Empire of the Ants might have a lot of issues, including bad dialogue, dubious acting, dodgy VFX and an obviously low budget, but it makes up for it by being very entertaining, especially once the initial set up is done and dusted. The first ant attack happens at 28 minutes so I can recommend the final hour of the film, for sure. Sadly, most of the ant attacks are shot using a shaky-cam style methodology, obviously to help hide the poorly made ants, and these can be annoying to watch at times.
Joan Collins does her best with a pretty thankless role, but she always plays bitchy entitled types very well and her supporting actors try their best to look suitably menaced by back-projection ants and scruffy-looking ant models that they can physically ‘act’ with. Actor Robert Pine, who plays a cowardly misogynist in the movie, recalls (in a recent issue of Infinity magazine) the film shoot lasting for about four weeks, in Florida, and them all being more concerned about being attacked by real-life alligators than by fake giant ants! To compensate, Joan was a pleasure to work with and was an excellent scrabble player, apparently.

The central theme of insects turning the tables on humans and gaining a form of mind control over them, so they help feed the ants and protect them, is a great one, and is based in reality as some species of ant do indeed use pheromones to control other insects to do their bidding.

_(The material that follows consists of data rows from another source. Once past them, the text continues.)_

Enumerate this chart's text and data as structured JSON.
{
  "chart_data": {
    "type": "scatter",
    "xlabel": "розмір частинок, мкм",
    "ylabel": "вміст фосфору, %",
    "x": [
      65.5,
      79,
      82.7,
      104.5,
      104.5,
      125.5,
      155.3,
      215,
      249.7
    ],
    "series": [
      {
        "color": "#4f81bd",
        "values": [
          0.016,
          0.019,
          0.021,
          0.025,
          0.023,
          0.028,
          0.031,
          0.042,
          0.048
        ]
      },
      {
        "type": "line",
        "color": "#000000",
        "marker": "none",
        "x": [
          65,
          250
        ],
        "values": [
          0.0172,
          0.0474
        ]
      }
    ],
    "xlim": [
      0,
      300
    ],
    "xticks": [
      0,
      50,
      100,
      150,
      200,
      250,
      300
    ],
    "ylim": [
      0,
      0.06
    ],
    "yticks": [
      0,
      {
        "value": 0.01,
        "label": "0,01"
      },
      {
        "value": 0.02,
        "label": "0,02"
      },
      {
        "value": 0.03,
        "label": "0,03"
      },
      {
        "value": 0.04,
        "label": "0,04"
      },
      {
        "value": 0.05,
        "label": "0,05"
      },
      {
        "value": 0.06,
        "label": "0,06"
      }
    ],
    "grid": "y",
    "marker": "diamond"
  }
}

And this is all explained in a sort of documentary section right at the beginning of the film, which I guess was meant to lend the film some kind of gravitas before all kinds of craziness kicks off.
I think my first viewing of the film had been marred by my expecting too much from a movie that I’d excitedly anticipated for a long time, but now, with a bit more perspective I found myself enjoying it more than I’d expected, hence can cautiously recommend it to fans of giant animal movies – you know you’re out there!

Extras include:
The Big Picture (18 mins) – An interview with film critic extraordinaire, Kim Newman, who provides a nice potted history about producer//writer/director Bert I. Gordon, who became best-known for his giant monster movies. There’s a nice array of film posters and stills to help illustrate the interview, which references Food of the Gods too, Gordon’s other H.G. Wells adaptation.
Radio spot (1 min) – Replete with the film’s tag line: ‘For they shall inherit the Earth – Sooner than you think!’
Original Theatrical Trailer (2.19 mins) – This reminds us that it’s a Samuel Z. Arkoff production and shows a bit too much of the film and gives away the main plot ‘twist’, unfortunately.